Os Yanomamis vivem na maior terra indígena do Brasil, com quase 10 milhões de hectares, e formam uma comunidade de quase 30 mil pessoas. As informações mais recentes indicam que quase o mesmo número de garimpeiros trabalha dentro da reserva, o que é proibido. A expulsão deles foi determinada pelo Tribunal Regional da 1ª Região e o governo federal realiza ações de repressão, inclusive com a destruição de maquinário, mas o problema segue longe de ser resolvido, segundo as lideranças locais.

A Hutukara Associação Yanomami, entidade mais representativa na reserva, divulgou carta nesta sexta-feira (6/5) relatando um longo histórico de violência imposta por garimpeiros na região da aldeia de Aracaça, onde houve a denúncia de que uma adolescente de 12 anos teria sido estuprada e morta e que uma criança teria caído no rio e desaparecido na última semana.

Também nesta sexta, a Polícia Federal divulgou conclusões prévias de sua investigação e alegou que são falsas as informações sobre o estupro e morte e que o relato teria tido origem em um mal-entendido.

Os Yanomamis não comentaram ainda as conclusões da PF, mas relatam que as denúncias em Aracaça não são um caso isolado. “Em todo o território, o garimpo invade nossas terras, destrói nosso modo de vida, nossas roças e gera fome e violência”, diz a carta, que faz um relato sobre essa violência justamente em Aracaça ao menos desde 2017.

Os indígenas contam ter entrevistado, nos últimos dias, parentes que vivem próximos à região de Aracaça e uma idosa da comunidade que está em Boa Vista e ouvido “reiterados depoimentos de violência sexual em série”.

A investigação indígena cruzou esses relatos com dados sobre óbitos registrados no Distrito de Saúde da região.

Para não expor os indígenas, eles identificaram cada vítima por apenas uma letra e contaram uma trágica história que começou em 2017, com o assassinato, por arma de fogo, do indígena C., que deixou duas esposas, W., e K, “em situação de extrema vulnerabilidade, sendo prostituídas nos acampamentos de garimpo”.

W. teria morrido em seguida, com registro de que teria se auto envenenado, e uma filha de K., na época com 16 anos, teria sido “explorada e prostituída, por vezes sendo obrigada a manter relações sexuais com mais de uma pessoa ao mesmo tempo”.

Essa adolescente teria engravidado duas vezes como resultado dos abusos. Na primeira, ela teria sofrido um aborto e, na segunda, o garimpeiro suposto pai teria lhe roubado a criança e levado para outra cidade, o que teria motivado a jovem a cometer suicídio.

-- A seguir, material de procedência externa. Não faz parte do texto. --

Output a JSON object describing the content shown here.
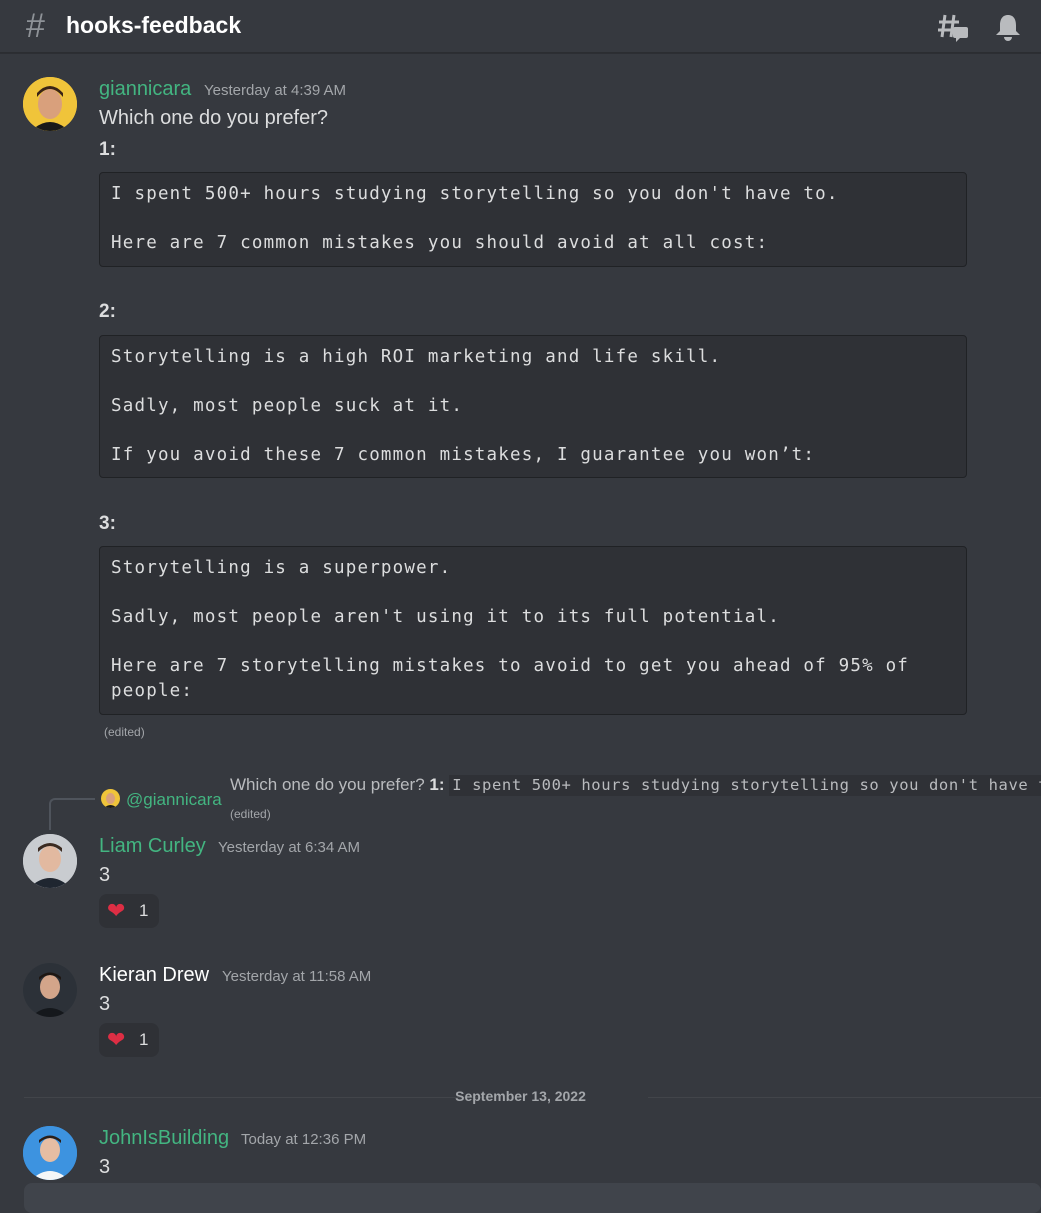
{
  "header": {
    "channel_icon": "hashtag-icon",
    "channel_name": "hooks-feedback",
    "threads_icon": "threads-icon",
    "notification_icon": "bell-icon"
  },
  "colors": {
    "username_green": "#43b581",
    "background": "#36393f",
    "code_background": "#2f3136",
    "heart": "#dd2e44"
  },
  "messages": [
    {
      "author": "giannicara",
      "timestamp": "Yesterday at 4:39 AM",
      "text": "Which one do you prefer?",
      "options": [
        {
          "label": "1:",
          "code": "I spent 500+ hours studying storytelling so you don't have to.\n\nHere are 7 common mistakes you should avoid at all cost:"
        },
        {
          "label": "2:",
          "code": "Storytelling is a high ROI marketing and life skill.\n\nSadly, most people suck at it.\n\nIf you avoid these 7 common mistakes, I guarantee you won’t:"
        },
        {
          "label": "3:",
          "code": "Storytelling is a superpower.\n\nSadly, most people aren't using it to its full potential.\n\nHere are 7 storytelling mistakes to avoid to get you ahead of 95% of\npeople:"
        }
      ],
      "edited": "(edited)"
    },
    {
      "reply": {
        "mention": "@giannicara",
        "preview_text": "Which one do you prefer?",
        "preview_label": "1:",
        "preview_code": "I spent 500+ hours studying storytelling so you don't have t",
        "edited": "(edited)"
      },
      "author": "Liam Curley",
      "timestamp": "Yesterday at 6:34 AM",
      "text": "3",
      "reaction": {
        "emoji": "heart-icon",
        "count": "1"
      }
    },
    {
      "author": "Kieran Drew",
      "timestamp": "Yesterday at 11:58 AM",
      "text": "3",
      "reaction": {
        "emoji": "heart-icon",
        "count": "1"
      }
    },
    {
      "author": "JohnIsBuilding",
      "timestamp": "Today at 12:36 PM",
      "text": "3"
    }
  ],
  "date_divider": "September 13, 2022"
}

“A sequência de tragédias que marcaram a família de C. demonstra que na aldeia de Aracaça há casos generalizados de abuso e violência”, diz a carta. “As denúncias sobre Aracaça só podem ser compreendidas dentro desse cenário, no qual metade das aldeias da TI Yanomami está sujeita ao assédio de invasores”, completa o texto.

Por fim, os Yanomamis pedem que “se conduza uma apuração mais ampla e aprofundada do histórico de violências vivida pelos indígenas em Aracaça por consequência do garimpo ilegal”.

Para os indígenas, “se a União estivesse cumprindo a ordem judicial do TRF-1, que, desde 2020, determinou a retirada dos garimpeiros ilegais de nossas terras, muitas das tragédias vividas pelos Yanomamis teriam sido evitadas”.